Good and bad become what my feelings inform me in the light of the culture of the day. If I feel positive towards something it is “good”, a bad feeling means something is “bad”. As the old bumper sticker used to say, “If it feels good, do it.” This question of a moral foundation is the most important issue opened up by the stem – cell debate; not the matter of embryo destruction as such. Whatever happens with this particular issue, the general direction of cultural moral dilution is what matters most. People simply do not have a moral compass (once upon a time the Bible, or the Ten Commandments, or the “Golden Rule”) to guide them. This is an emerging disaster.

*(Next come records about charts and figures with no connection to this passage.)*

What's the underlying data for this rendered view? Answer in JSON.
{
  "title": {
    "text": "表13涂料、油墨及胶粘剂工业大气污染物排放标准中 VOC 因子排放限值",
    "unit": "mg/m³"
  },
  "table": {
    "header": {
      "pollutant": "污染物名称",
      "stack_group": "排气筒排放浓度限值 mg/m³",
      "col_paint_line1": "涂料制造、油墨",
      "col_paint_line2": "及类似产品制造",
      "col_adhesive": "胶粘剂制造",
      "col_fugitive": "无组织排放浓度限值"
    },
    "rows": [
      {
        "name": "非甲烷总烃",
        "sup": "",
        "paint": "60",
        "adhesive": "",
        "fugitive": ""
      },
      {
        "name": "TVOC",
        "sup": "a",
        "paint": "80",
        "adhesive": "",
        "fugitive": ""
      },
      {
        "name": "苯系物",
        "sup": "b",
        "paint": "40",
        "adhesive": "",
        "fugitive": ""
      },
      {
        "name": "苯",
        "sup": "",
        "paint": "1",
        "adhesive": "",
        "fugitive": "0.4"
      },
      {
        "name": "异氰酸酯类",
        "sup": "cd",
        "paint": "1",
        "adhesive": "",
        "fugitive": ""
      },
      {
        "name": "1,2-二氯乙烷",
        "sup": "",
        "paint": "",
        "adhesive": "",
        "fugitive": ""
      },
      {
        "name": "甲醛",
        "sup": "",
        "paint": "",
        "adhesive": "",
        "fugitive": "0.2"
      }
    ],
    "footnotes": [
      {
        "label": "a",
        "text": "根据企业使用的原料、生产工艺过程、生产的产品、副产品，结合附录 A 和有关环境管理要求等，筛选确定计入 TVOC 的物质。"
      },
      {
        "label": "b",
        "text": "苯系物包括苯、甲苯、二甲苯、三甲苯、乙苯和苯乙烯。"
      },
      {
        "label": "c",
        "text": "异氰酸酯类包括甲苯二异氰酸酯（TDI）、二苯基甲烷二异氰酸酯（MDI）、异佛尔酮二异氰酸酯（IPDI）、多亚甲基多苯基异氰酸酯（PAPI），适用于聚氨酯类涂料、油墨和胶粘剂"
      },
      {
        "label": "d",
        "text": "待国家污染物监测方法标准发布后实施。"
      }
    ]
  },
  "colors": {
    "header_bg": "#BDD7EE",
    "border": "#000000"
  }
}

In commenting upon the results released on the front page of The West Australian (25.6.02) revealing that 45% of the Australian population believe that an embryo is human at one month and 72% support the use of foetal cells for research into disease, bioethicist Toni – Fillipini is right on the mark when he says that the survey did not indicate what it meant by “being human”. This is the real core of the matter. If we are unsure about what it means to be human, as distinct to what it feels like to be human, the possibilities of increasing moral order are zero.
What should the church be doing in this situation? Prayer is a first priority for sure. Lobbying politicians and drawing up petitions are valid and valuable in a democratic society. Informed dialogue within and beyond the church is important too.

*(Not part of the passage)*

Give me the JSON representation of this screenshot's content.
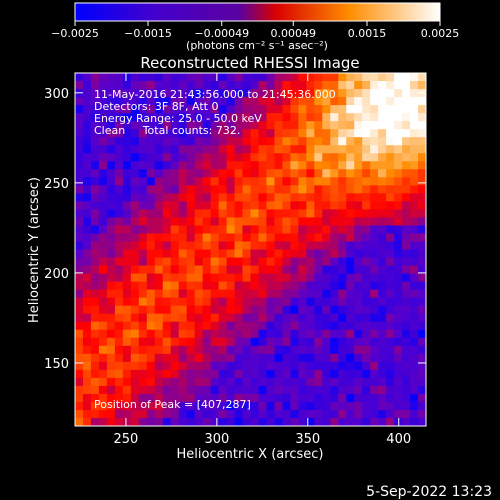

Beyond all this, I sense that people know what they are worth by how they are treated. This is the message of the Bible. Jesus profiles this in many places – the story of the Good Samaritan (Luke 10:25- 37), the parable of the Sheep and the Goats (Matthew 25:31- 46) and so on. Paul appeals to his refusal to take pay as the proof of his sincerity towards his churches (2 Corinthians 11:7 -12). It is what God has done for us in the suffering death of Christ, not God’s words only, that establishes our worth (Romans 5:8; 1 John 3:16).
In a morally confused world it will only be when Christians live differently, firstly to one another, then to the world, in acts of unmitigated kindness, that an environment will begin to be created where people begin to sense from the Spirit of God, by a divine supernatural impartation, what it means to be a human being. Brothers and sisters in the church in Perth, we are a long way from this environment. We need to seriously consider how we may lay our lives down for those around us so that they may know who they are.
However, in the very debate before us, and in the seemingly unstoppable slide into increasing moral relativism, we may hear the voice of God calling us to a new and deeper way of living. In what seems to be a swelling flood of failure in the moral realm, we are being drawn back to the power of the cross, to live out its humanly unexplainable love and so to reflect for all men and women to see what it means to be human in the image of Jesus Christ the suffering God.